Time frame: Baseline, week 1, week 2, week 3
Change in Bleeding on Probing (BOP) from baseline to week 3
Percentage of sites showing bleeding on probing, recorded within 30 seconds after probing. Range: 0% to 100%.
Time frame: baseline, week 1, week 2, week 3
Change in Discomfort score after mouthwash use
Discomfort will be assessed using a Visual Analog Scale (0 = no discomfort, 10 = extreme discomfort). A higher score indicates worse discomfort.
Time frame: After 3 weeks of mouthwash use
Change in taste perception after mouthwash use
Presence or absence of taste change (yes/no) * Type of alteration (metallic, bitter, sweet, sour, salty, other) * Intensity (mild, moderate, severe) * Duration (less than 5 minutes, 5-15 minutes, 15-30 minutes, more than 30 minutes)
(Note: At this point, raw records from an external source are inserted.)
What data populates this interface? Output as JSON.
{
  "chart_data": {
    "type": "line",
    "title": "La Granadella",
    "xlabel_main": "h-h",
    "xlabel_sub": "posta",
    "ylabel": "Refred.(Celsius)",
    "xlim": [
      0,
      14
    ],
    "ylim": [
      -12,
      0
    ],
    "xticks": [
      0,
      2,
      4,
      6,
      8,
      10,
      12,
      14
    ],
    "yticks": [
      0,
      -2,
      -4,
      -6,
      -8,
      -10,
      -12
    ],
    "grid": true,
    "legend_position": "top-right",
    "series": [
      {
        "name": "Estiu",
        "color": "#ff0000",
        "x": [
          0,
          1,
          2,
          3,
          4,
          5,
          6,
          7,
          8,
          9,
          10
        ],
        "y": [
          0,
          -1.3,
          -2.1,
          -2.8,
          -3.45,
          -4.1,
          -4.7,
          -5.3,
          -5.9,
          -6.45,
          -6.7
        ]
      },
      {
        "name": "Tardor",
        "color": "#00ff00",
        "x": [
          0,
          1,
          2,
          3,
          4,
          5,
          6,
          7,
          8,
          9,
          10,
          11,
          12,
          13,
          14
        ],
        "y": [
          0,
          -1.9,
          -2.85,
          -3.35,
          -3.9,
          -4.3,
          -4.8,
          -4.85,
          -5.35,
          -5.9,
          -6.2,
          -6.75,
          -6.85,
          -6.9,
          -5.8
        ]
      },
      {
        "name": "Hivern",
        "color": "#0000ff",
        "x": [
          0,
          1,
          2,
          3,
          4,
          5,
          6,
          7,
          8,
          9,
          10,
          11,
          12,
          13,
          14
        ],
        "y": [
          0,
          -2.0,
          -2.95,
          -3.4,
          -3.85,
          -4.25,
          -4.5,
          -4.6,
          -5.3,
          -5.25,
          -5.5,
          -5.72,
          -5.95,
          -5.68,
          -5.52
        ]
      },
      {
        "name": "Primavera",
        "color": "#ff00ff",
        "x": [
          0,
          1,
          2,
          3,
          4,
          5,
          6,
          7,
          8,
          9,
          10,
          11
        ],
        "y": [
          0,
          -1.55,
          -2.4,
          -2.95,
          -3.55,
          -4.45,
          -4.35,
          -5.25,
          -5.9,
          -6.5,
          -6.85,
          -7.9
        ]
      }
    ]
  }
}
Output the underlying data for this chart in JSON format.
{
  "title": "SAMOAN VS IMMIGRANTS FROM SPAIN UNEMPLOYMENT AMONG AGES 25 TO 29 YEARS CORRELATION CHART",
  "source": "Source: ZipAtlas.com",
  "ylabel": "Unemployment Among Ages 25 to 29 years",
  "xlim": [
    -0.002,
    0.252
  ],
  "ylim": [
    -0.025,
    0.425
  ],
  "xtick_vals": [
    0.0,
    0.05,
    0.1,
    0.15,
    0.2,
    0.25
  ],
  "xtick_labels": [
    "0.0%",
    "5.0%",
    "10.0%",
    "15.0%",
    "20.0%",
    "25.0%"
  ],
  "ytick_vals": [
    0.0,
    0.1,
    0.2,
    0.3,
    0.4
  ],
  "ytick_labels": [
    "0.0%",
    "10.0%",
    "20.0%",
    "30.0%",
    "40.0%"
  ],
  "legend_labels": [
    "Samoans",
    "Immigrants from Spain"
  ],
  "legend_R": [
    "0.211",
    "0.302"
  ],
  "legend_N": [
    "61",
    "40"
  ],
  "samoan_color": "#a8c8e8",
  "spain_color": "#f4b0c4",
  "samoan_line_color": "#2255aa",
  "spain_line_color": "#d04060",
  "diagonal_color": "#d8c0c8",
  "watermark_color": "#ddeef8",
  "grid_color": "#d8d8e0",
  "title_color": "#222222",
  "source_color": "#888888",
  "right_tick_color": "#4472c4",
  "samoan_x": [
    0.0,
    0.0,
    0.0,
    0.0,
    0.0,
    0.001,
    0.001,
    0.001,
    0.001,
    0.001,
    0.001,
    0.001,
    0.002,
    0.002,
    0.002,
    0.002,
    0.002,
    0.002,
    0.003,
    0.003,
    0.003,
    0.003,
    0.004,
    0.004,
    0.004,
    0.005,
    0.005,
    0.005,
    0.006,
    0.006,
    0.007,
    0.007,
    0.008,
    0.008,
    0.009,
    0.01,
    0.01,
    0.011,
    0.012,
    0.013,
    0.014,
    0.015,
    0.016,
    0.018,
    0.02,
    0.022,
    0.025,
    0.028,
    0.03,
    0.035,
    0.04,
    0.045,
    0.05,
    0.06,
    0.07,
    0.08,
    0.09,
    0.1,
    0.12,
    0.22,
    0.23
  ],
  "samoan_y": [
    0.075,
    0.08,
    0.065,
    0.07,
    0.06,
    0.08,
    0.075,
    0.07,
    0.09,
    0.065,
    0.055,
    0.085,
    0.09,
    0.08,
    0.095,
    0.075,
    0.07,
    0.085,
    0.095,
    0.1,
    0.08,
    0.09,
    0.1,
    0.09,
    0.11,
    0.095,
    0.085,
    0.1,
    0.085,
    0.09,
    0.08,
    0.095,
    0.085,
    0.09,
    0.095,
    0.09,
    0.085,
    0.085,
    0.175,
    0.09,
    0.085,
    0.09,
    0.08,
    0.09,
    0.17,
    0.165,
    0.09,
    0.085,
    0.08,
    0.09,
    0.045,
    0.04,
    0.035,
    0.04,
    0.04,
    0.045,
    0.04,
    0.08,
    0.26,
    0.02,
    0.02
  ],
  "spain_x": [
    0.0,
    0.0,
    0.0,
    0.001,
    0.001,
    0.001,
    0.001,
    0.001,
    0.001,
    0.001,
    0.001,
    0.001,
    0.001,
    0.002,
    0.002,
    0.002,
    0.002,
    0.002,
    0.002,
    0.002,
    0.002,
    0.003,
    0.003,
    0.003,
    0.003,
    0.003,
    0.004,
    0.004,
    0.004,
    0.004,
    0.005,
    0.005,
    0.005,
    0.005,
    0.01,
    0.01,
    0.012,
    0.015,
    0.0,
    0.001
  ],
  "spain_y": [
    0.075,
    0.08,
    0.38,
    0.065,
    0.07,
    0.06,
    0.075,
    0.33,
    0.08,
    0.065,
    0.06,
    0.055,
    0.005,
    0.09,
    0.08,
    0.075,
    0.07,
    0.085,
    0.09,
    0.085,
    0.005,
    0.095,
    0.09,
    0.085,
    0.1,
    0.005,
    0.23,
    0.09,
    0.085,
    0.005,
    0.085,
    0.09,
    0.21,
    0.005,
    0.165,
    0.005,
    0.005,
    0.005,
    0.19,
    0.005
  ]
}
Time frame: After 3 weeks of mouthwash use
Change in tooth color shade assessed by VITA easy shade LITE
Tooth color will be assessed at baseline and the end of the study using a VITA shade guide (VITA easy shade LITE). Shade values (e.g., A3, B1, 1L1.5, 2L1.5) will be recorded as observed. Changes will be presented as direct comparisons between baseline and final visit for each participant (e.g., "A3 to B1"). No numerical scale or categorization will be applied. The results will be reported as the exact shade code changes observed using the VITA system.